To determine whether harm avoidance was related to decline in some cognitive systems but not others, we repeated the analysis with composite measures of specific cognitive functions in place of the global measure. Harm avoidance was associated with decline in episodic memory, working memory and perceptual speed () but not semantic memory or visuospatial ability (). Results for working memory were especially notable. As shown in (lower left), trait score was unrelated to baseline level of working memory, but those with a high level of the trait (90th percentile, dotted line) experienced twice the rate of working memory decline as persons low in the trait (10th percentile, solid line).
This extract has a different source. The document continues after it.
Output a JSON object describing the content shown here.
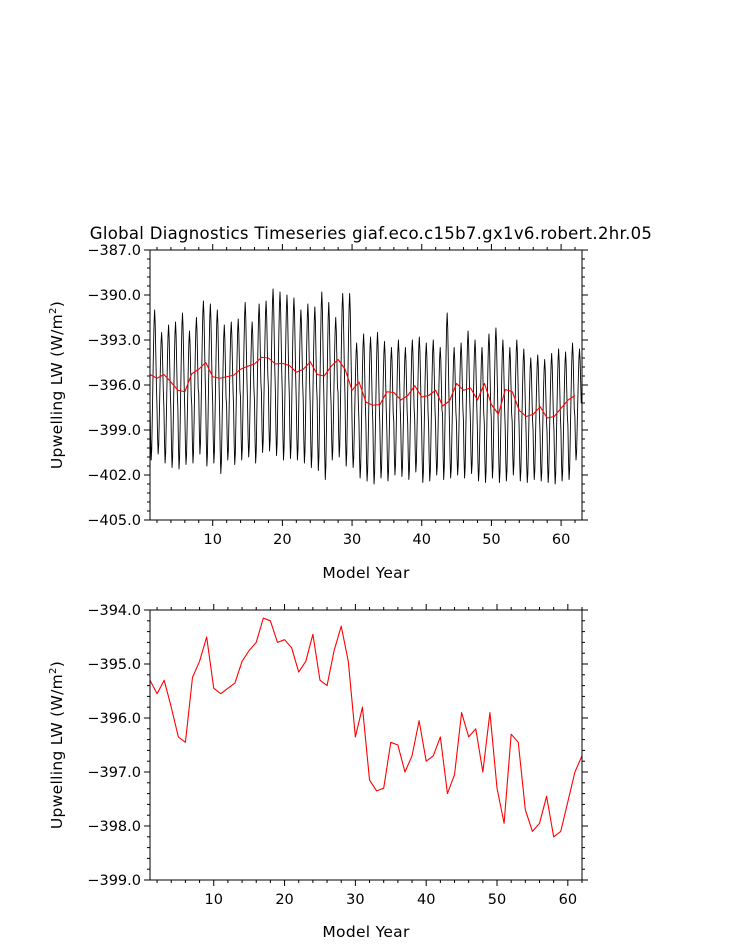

Relation of harm avoidance to change in different domains of cognitive function*
To see if the association of harm avoidance with cognitive decline was due to an association with MCI, we repeated analyses excluding those with MCI at baseline. Higher harm avoidance was associated with more rapid decline in global cognition (beta estimate = −0.003, SE = 0.001, p = .001), working memory (beta estimate = −0.004, SE = 0.001, p<.001) and perceptual speed (beta estimate = −0.003, SE = 0.001, p = .001) but not with decline in other cognitive measures.
Harm Avoidance and AD Pathology
We conducted a final series of analyses to determine whether harm avoidance was a subtle manifestation of the neuropathologic changes underlying AD. At the time of these analyses, 220 study participants had died; 182 (82.7%) underwent brain autopsy, the results of which were available in 116 of whom 74.1% were women. They had a mean age at death of 88.2 (SD = 5.9), a mean postmortem interval of 7.9 hours (SD = 7.6), and mean of 7.5 months (SD = 4.8) from last clinical evaluation to death. In separate linear regression models adjusted for age at death, sex, and education, a composite measure of plaques and tangles (mean = 0.52, SD = 0.49) was not related to harm avoidance (beta estimate = 1.37, SE = 1.37, p= .32) or its component scores (beta estimate for anticipatory worry = 0.12, SE = 0.47, p = .81; beta estimate for fear of uncertainty = 0.51, SE = 0.31, p = .10; beta estimate for shyness = 0.68, SE = 0.51, p = .19; beta estimate for fatigability = 0.08, SE = 0.50, p= .87).